Dies führt zu der ersten an den Oberbürgermeister gerichteten, kritisch-konstruktiven Frage: Wäre es nicht an der Zeit, gerade in diesem Punkt sehr viel stärker auf die in vielen Bereichen bereits engagierte Zivilgesellschaft zuzugehen, die mit dazu beitragen kann, das ambitionierte Ziel zu kommunizieren und auf eine breite Basis der Akzeptanz zu stellen?
Das Problem des motorisierten Individualverkehrs tangiert Wuppertal in besonderer Weise, das ist bekannt. Die Stadt ist durchschnitten von einer überwiegend dem überregionalen Transitverkehr gewidmeten Autobahn, auf der durchschnittlich mehr als 100.000 Fahrzeuge pro Tag das Stadtgebiet queren, Tendenz steigend. Der Bund hat mit dem weiteren sechsstreifigen Ausbau der A46 begonnen und im Schulterschluss mit dem Land soll zusätzlich mit der sogenannten Südtangente eine weitere Trasse auf Autobahnniveau mit Anschluss von der A46 an die A1 entstehen. Auf dieser neuen Autobahn werden gemäß Gutachten des Ingenieursbüros IVV Aachen je nach Streckenabschnitt im Prognoseplanfall 2030 etwa 40.000 bis 50.000 Fahrzeuge zusätzlich täglich verkehren.
Dies führt zu weiteren Fragen an den Oberbürgermeister: Kann es sich die Stadt erlauben, vor diesem massiven Umweltproblem, das für sich genommen bereits das Potential hat, das Ziel Klimaneutralität bis 2035 ins Unerreichbare zu katapultieren, weiterhin die Augen zu verschließen und sich nach Haltung des zuständigen Dezernats auf „Nicht-Zuständigkeit“ zu berufen? Reicht es aus, wenn in diesem Zusammenhang in der Sondierungsstudie des Wuppertal Instituts lediglich in unbestimmter Zeit eine „Reform des Bauordnungs- und Planungsrechts“ angemahnt wird? Ist hier nicht vielmehr unmittelbar Handlungsbedarf gegenüber dem Bund und dem Land vonnöten und vorrangig eine Abkehr von der bis dato bestehenden Befürwortung dieser Ausbaupläne seitens der Stadt?

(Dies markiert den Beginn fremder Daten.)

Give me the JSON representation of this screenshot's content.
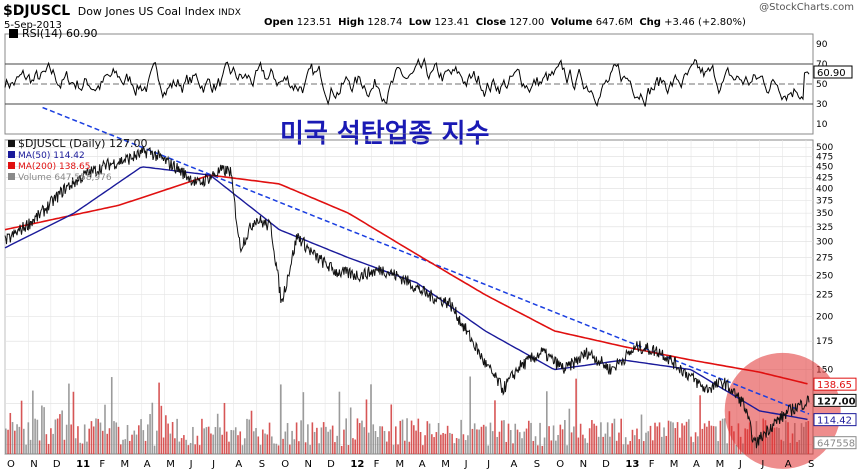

Die Studie zeigt auf, dass in vielfältiger Hinsicht ohne einen massiven Ausbau des Umweltverbundes und hier insbesondere des ÖPNV das angestrebte Umweltziel nicht zu erreichen ist. Statt des erforderlichen Ausbaus geschieht nun aber mit den gegenwärtig sich wiederholenden Einschnitten in das Leistungsspektrum des ÖPNV das genaue Gegenteil, was zu weiteren Fragen an den Oberbürgermeister führt: Bis 2035 bleiben uns knapp 14 Jahre Zeit. Ist es tolerierbar, dass sich angesichts dessen die Entwicklung weiterhin rückwärts wendet statt nach vorn? Ist es nicht jetzt, das heißt sofort an der Zeit, zumindest der ruinösen Demontage des ÖPNV Einhalt zu gebieten, mit dem Status Quo die Null-Linie zu bestimmen, um von ihr aus in die richtige Richtung zu gehen?
Das Programm des Oberbürgermeisters ist mutig, engagiert und zukunftsweisend. Es verdient jede erdenkliche Unterstützung, die zu seiner Realisierung beiträgt. Not tut allerdings, dass „blinde Flecken“ (überregionaler Straßenbau und Verkehr) erhellt sowie die rückwärtsgewandten Bestrebungen in Bezug auf den Umweltverbund jetzt und nicht irgendwann unterbunden werden.
Die Zeit läuft. Schauen wir gemeinsam nach vorn.